Red Hat Bugzilla – Bug 177132
rhdb fails to start/stop when certain pam modules are enabled
Last modified: 2015-01-07 19:11:23 EST
Description of problem:
In /etc/rc.d/init.d/rhdb, the commands to start and stop the database
postmaster job redirect input from /dev/null when executing the commands
via "su". This will cause the startup and shutdown to fail (with no log
of it since the output and error are also redirected to /dev/null) if
the system is configured with certain pam modules which require a tty
parameter. For example, if the system uses pam_access, the su will fail
with the error "su: incorrect password" as the pam_access will fail with
"pam_access: couldn't get the tty name".
Version-Release number of selected component (if applicable):
rh-postgresql-server-7.3.10-1 on RHEL 3.x
Everytime, if you install pam_access and allow the user postgres in
Steps to Reproduce:
1. Configure /etc/security/access.conf to allow logins for postgres and any
other desired users.
2. Modify /etc/pam.d/system-auth to include the line:
account required /lib/security/pam_access.so
3. Try to start/stop the db via /etc/rc.d/init.d/rhdb
While the supplied rhdb script will work on the default setup, there are many
pam modules (included in the distribution) which if enabled will cause this
BTW, I "fixed" this on my system by commenting out the redirection to /dev/null
for the input on the su commands... Now works for me fine. Not sure why the
redirect is there, but it certainly works for me without it.
Why is pam invoked at all during "su" from root to another ID? I should think
that that breaks a ton of stuff besides Postgres ...
The reason for the redirect is exactly to make sure that the postmaster process
isn't associated with any specific tty --- else it could be killed by typing
control-C on the tty, which you probably don't want. (I'm not sure if that's
true on RHEL3 in particular, but there definitely are Unixen where it would be
The RHEL distribution contains a /etc/pam.d/su file which by default acts this
way. Why? Don't know; I'm not Red Hat nor the pam authors, etc.
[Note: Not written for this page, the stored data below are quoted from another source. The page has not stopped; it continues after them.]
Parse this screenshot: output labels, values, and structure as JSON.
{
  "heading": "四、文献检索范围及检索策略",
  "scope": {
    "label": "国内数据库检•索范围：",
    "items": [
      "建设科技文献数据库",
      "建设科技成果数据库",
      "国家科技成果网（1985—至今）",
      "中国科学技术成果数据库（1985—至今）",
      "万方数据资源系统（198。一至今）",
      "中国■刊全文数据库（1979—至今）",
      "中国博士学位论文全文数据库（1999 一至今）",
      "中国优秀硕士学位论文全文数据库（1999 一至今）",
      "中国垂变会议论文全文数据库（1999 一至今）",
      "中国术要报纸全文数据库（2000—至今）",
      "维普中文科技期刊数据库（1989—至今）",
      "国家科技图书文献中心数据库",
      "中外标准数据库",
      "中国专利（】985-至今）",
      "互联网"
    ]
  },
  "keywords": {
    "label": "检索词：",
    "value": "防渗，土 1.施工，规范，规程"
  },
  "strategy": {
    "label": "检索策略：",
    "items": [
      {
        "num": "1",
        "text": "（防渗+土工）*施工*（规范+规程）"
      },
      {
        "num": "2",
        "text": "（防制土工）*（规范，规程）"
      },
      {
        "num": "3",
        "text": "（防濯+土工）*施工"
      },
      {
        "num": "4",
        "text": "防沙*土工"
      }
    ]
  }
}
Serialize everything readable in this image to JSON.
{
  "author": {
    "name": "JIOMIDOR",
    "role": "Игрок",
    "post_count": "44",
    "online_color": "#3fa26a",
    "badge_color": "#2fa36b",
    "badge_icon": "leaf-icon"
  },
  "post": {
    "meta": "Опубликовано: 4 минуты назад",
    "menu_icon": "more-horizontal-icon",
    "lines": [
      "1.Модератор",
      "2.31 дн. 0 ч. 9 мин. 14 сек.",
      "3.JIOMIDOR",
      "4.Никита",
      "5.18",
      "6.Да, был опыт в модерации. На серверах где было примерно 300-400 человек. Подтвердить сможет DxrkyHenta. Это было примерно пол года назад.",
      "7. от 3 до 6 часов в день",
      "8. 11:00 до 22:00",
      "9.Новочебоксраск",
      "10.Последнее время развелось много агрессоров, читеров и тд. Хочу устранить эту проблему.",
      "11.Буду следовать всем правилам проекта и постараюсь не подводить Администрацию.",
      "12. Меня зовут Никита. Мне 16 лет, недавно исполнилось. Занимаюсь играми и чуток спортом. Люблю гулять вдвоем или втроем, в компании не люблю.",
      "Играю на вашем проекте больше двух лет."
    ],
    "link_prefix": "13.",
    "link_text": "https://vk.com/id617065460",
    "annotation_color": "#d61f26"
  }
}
I understand associating it with a tty can cause various "problems" of sort.
But I think the pam issue is potentially more serious. I'll leave Red Hat
to decide which is more serious, or how to resolve the conflicts.
One could question if this isn't really a bug in the pam modules, in that they
should fail more gracefully if there is no tty available? I'm not qualified
to rule on that issue though.
Yeah, I think it's a pam issue as well. Reassigning ...
PAM package with fixed pam_access was released in RHEL3U7 Beta.
Errata containing fixed pam_access was released.